The Scots (Nasmyth, Smyth, Currie, Frazer, Dickson, Bone and Christison) also featured future doctors such as John Barclay Nasmyth (1832-55) and David Christison (1830-1912), both of Edinburgh, and one of three Bone brothers from Barbados. The team also included James Currie (1828-86), a Divinity student, and Archibald Dickson (1829-95) of Hawick who was studying Law. The two umpires were probably Robert Paterson, a Law student from Ayrshire, and James Hood Wilson, later a Free Church minister.
The final report in Bell's Life that spring was of a match played on Leith Links on 21 March 1851, between 'the members of the Edinburgh University club and the gentlemen attending the Veterinary College'. It was won 2-0 by the former after two hours, and the writer noted that 'the arrangement of the forces from the University was decidedly superior, and throughout their play was of a much higher order. This is mainly attributable to the good practice the side has been in since the commencement of their season.'
He makes reference to a proposed match between the Universities of Edinburgh and Glasgow, 'the first time the rival clubs have competed together', but unfortunately no report of this match has been found, if indeed it took place.
Thanks to these anonymous articles in 1851, we know that Edinburgh University Football Club was organised, practised regularly and had a programme of fixtures. The soldiers of the 93rd also clearly enjoyed their sport and even after they left Edinburgh for a posting at Weedon Barracks in Northamptonshire they held Highland Games which concluded with a game of football.
Although there are no further accounts of the Edinburgh students playing football until the end of the decade, that may simply be due to a lack of newspaper coverage. The clear inference from all of this, notably the presentation of the first medal and the number of detailed reports, is that football was played more widely in the 1850s than is generally believed. Long before it was codified into the modern game, football was a popular pastime in Edinburgh.

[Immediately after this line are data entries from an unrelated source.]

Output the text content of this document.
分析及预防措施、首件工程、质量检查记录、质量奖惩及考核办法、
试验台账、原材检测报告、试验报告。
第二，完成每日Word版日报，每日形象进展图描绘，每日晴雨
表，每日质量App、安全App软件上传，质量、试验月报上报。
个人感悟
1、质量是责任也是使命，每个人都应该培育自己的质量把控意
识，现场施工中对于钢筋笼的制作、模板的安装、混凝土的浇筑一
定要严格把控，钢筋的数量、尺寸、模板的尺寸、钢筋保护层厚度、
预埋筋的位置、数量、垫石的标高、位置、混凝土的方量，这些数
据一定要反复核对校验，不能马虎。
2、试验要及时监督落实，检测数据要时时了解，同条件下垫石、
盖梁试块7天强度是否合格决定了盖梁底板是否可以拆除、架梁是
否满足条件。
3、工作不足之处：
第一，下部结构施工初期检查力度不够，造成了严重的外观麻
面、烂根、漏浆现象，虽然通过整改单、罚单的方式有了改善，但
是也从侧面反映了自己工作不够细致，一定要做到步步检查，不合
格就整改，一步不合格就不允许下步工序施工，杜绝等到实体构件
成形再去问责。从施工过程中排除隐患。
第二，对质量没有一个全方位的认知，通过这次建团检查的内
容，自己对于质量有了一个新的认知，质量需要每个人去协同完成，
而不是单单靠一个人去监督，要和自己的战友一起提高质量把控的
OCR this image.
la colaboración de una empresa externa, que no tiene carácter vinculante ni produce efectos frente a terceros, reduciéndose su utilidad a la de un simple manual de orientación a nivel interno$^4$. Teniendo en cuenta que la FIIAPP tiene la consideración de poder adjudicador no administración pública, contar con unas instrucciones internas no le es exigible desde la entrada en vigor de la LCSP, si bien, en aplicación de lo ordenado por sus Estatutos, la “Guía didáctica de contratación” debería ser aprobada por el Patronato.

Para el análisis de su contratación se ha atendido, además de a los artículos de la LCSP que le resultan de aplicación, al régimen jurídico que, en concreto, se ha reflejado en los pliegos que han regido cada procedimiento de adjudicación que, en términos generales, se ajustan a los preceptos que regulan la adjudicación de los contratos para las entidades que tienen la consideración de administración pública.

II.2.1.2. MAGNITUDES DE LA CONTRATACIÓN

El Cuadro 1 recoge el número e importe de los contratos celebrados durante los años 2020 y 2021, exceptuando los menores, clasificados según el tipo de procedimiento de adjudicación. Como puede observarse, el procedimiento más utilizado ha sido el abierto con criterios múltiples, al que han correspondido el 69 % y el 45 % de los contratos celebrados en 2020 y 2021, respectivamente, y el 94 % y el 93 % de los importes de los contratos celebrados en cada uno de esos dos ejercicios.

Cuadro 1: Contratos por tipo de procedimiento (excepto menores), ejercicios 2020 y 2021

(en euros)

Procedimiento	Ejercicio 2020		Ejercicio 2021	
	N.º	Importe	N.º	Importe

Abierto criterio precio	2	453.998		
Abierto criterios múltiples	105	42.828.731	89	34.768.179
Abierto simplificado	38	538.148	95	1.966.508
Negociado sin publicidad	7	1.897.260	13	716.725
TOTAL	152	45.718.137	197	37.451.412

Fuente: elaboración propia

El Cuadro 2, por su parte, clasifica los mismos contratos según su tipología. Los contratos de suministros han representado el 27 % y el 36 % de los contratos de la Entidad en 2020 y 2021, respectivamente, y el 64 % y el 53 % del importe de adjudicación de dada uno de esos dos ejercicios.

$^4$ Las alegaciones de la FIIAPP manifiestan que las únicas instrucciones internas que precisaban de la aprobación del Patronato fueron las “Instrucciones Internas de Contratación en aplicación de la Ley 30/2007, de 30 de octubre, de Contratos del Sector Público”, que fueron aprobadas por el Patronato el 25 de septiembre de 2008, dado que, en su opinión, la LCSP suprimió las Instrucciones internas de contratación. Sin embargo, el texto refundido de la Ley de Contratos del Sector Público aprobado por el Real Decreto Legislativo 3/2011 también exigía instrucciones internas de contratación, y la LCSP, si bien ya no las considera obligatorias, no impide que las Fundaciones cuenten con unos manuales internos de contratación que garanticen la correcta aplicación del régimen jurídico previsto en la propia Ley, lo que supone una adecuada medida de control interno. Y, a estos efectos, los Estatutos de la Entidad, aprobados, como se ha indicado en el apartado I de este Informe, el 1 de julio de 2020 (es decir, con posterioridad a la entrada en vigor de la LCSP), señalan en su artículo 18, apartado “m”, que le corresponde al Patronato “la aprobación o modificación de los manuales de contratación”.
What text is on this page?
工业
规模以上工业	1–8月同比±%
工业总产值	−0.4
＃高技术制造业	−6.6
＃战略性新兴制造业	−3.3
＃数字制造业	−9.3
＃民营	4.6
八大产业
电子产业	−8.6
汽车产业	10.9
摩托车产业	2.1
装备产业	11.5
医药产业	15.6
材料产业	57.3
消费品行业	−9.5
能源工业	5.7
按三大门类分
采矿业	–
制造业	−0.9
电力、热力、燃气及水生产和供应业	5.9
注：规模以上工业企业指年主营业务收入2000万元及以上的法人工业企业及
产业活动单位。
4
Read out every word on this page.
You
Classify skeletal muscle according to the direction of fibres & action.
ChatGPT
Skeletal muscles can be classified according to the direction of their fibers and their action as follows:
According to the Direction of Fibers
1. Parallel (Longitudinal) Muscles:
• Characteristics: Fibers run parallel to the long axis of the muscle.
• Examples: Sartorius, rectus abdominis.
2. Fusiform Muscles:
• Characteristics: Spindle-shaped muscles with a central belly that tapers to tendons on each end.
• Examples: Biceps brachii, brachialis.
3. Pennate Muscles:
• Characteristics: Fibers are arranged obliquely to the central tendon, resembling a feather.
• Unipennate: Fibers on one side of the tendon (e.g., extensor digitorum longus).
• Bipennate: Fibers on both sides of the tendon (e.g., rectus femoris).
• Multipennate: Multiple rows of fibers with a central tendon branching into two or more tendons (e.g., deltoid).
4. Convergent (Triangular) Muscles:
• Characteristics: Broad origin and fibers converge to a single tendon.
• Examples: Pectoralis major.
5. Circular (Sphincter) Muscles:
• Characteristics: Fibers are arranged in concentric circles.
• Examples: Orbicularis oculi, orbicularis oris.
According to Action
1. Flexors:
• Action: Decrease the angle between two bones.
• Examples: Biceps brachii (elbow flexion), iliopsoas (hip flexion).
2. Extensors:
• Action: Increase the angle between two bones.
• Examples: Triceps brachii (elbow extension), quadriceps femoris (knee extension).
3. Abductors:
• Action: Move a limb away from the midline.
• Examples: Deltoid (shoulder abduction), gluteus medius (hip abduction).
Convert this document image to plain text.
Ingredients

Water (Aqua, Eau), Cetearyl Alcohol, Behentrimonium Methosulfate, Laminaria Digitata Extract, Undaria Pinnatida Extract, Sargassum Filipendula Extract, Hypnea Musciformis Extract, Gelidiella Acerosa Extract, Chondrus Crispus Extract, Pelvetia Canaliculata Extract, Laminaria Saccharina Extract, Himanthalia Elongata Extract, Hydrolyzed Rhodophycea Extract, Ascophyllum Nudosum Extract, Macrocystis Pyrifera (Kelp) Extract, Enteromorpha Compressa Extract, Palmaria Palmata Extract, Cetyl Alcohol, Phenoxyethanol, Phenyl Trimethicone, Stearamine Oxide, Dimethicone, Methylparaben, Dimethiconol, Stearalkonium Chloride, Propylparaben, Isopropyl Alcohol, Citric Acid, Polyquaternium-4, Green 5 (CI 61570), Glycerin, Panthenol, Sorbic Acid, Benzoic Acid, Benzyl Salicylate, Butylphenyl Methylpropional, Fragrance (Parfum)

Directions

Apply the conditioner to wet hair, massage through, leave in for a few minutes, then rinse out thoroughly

- Several schools held house championships, such as Rugby from 1850 and Harrow in 1853 but they did not award a trophy in the early years. Eton instituted their House Football Cup in 1860, while at Uppingham the Champion House Football Cup was inaugurated in 1864
- The first adult football club to award a silver cup was Sheffield FC, presented to William Prest in 1858 for winning the 100 yards sprint.
- The earliest adult football knock-out trophy was the Youdan Cup, competed for by Sheffield clubs in 1867.
- The oldest association football competition is the FA Cup, started in 1871/72, and the oldest surviving trophy is the Scottish FA Cup of 1874.